A little bit of history, please,

and a little bit of perspective: According to L.A. Times,

The American Civil Liberties Union wants to take religion out of the Los Angeles County seal. . . .

At issue is the seal designed by the late Supervisor Kenneth Hahn that contains a tiny cross symbolic of the Catholic missions that are so much a part of the county’s history.

In a letter to the supervisors, ACLU Executive Director Ramona Ripston says the cross is unconstitutional and has given them two weeks to act. . . .

In her letter to the supervisors, Ripston said that a 1957 letter to the California secretary of state describing the new seal clearly stated that the cross represented religion. But [Supervisor Mike] Antonovich said the cross was all about history.

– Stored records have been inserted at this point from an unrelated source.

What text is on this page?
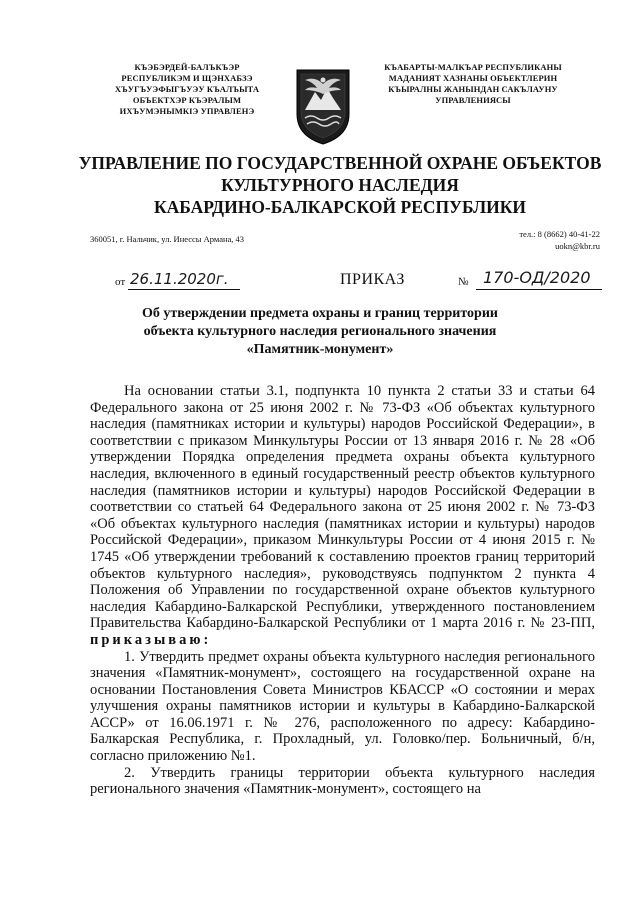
КЪЭБЭРДЕЙ-БАЛЪКЪЭР
РЕСПУБЛИКЭМ И ЩЭНХАБЗЭ
ХЪУГЪУЭФЫГЪУЭУ КЪАЛЪЫТА
ОБЪЕКТХЭР КЪЭРАЛЫМ
ИХЪУМЭНЫМКIЭ УПРАВЛЕНЭ
КЪАБАРТЫ-МАЛКЪАР РЕСПУБЛИКАНЫ
МАДАНИЯТ ХАЗНАНЫ ОБЪЕКТЛЕРИН
КЪЫРАЛНЫ ЖАНЫНДАН САКЪЛАУНУ
УПРАВЛЕНИЯСЫ
УПРАВЛЕНИЕ ПО ГОСУДАРСТВЕННОЙ ОХРАНЕ ОБЪЕКТОВ
КУЛЬТУРНОГО НАСЛЕДИЯ
КАБАРДИНО-БАЛКАРСКОЙ РЕСПУБЛИКИ
360051, г. Нальчик, ул. Инессы Армана, 43	тел.: 8 (8662) 40-41-22
uokn@kbr.ru
от 26.11.2020г.	ПРИКАЗ	№ 170-ОД/2020
Об утверждении предмета охраны и границ территории
объекта культурного наследия регионального значения
«Памятник-монумент»

На основании статьи 3.1, подпункта 10 пункта 2 статьи 33 и статьи 64 Федерального закона от 25 июня 2002 г. № 73-ФЗ «Об объектах культурного наследия (памятниках истории и культуры) народов Российской Федерации», в соответствии с приказом Минкультуры России от 13 января 2016 г. № 28 «Об утверждении Порядка определения предмета охраны объекта культурного наследия, включенного в единый государственный реестр объектов культурного наследия (памятников истории и культуры) народов Российской Федерации в соответствии со статьей 64 Федерального закона от 25 июня 2002 г. № 73-ФЗ «Об объектах культурного наследия (памятниках истории и культуры) народов Российской Федерации», приказом Минкультуры России от 4 июня 2015 г. № 1745 «Об утверждении требований к составлению проектов границ территорий объектов культурного наследия», руководствуясь подпунктом 2 пункта 4 Положения об Управлении по государственной охране объектов культурного наследия Кабардино-Балкарской Республики, утвержденного постановлением Правительства Кабардино-Балкарской Республики от 1 марта 2016 г. № 23-ПП, приказываю:

1. Утвердить предмет охраны объекта культурного наследия регионального значения «Памятник-монумент», состоящего на государственной охране на основании Постановления Совета Министров КБАССР «О состоянии и мерах улучшения охраны памятников истории и культуры в Кабардино-Балкарской АССР» от 16.06.1971 г. № 276, расположенного по адресу: Кабардино-Балкарская Республика, г. Прохладный, ул. Головко/пер. Больничный, б/н, согласно приложению №1.

2. Утвердить границы территории объекта культурного наследия регионального значения «Памятник-монумент», состоящего на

“The cross on our county seal reflects these historical facts,” he said. “It does not mean that we are all Roman Catholic or that everyone who resides in our county is a Christian -— it only reflects our historical roots.”

Here’s the offending seal (thanks to How Appealing for the pointer):

The most prominent item is The Goddess Pomona – the goddess of gardens and fruit trees (just to make it clear, there’s no suggestion that the seal somehow endorses her). “The cross represents the influence of the church and the missions of California,” the city’s Web page says.

And whatever might have been said in 1957, it seems to me that in context the reasonable, well-informed observer will indeed see the cross as a historical referent, rather than as an endorsement of religion (which is the Establishment Clause test). Part of the context is just what’s on the seal itself. Look, the cross is right below the oil derricks (though people have accused Angelenos of worshipping the car) and smaller than the pagan goddess.

But the rest of the context is that this is Los Angeles. Los Angeles. Original name (translated from Spanish): The Town of Our Lady the Queen of Angels. (That’s the deep link between L.A. and Notre Dame.) The state’s capital: Sacramento.

Religion is a fundamental part of California history, as it is part of the history of the country as a whole. There should be no constitutional obligation to extirpate all historical religious references from American public life. Even if the Court is right that government endorsement of religion is unconstitutional, courts must distinguish references that will be seen as endorsing religions from references that simply recognize religion’s role in American history — and the seal seems to me to be well on the side of history, not endorsement.

Or what will be next? Rename Santa Fe? Providence, Rhode Island? Corpus Christi? The Sangre de Cristo Mountains?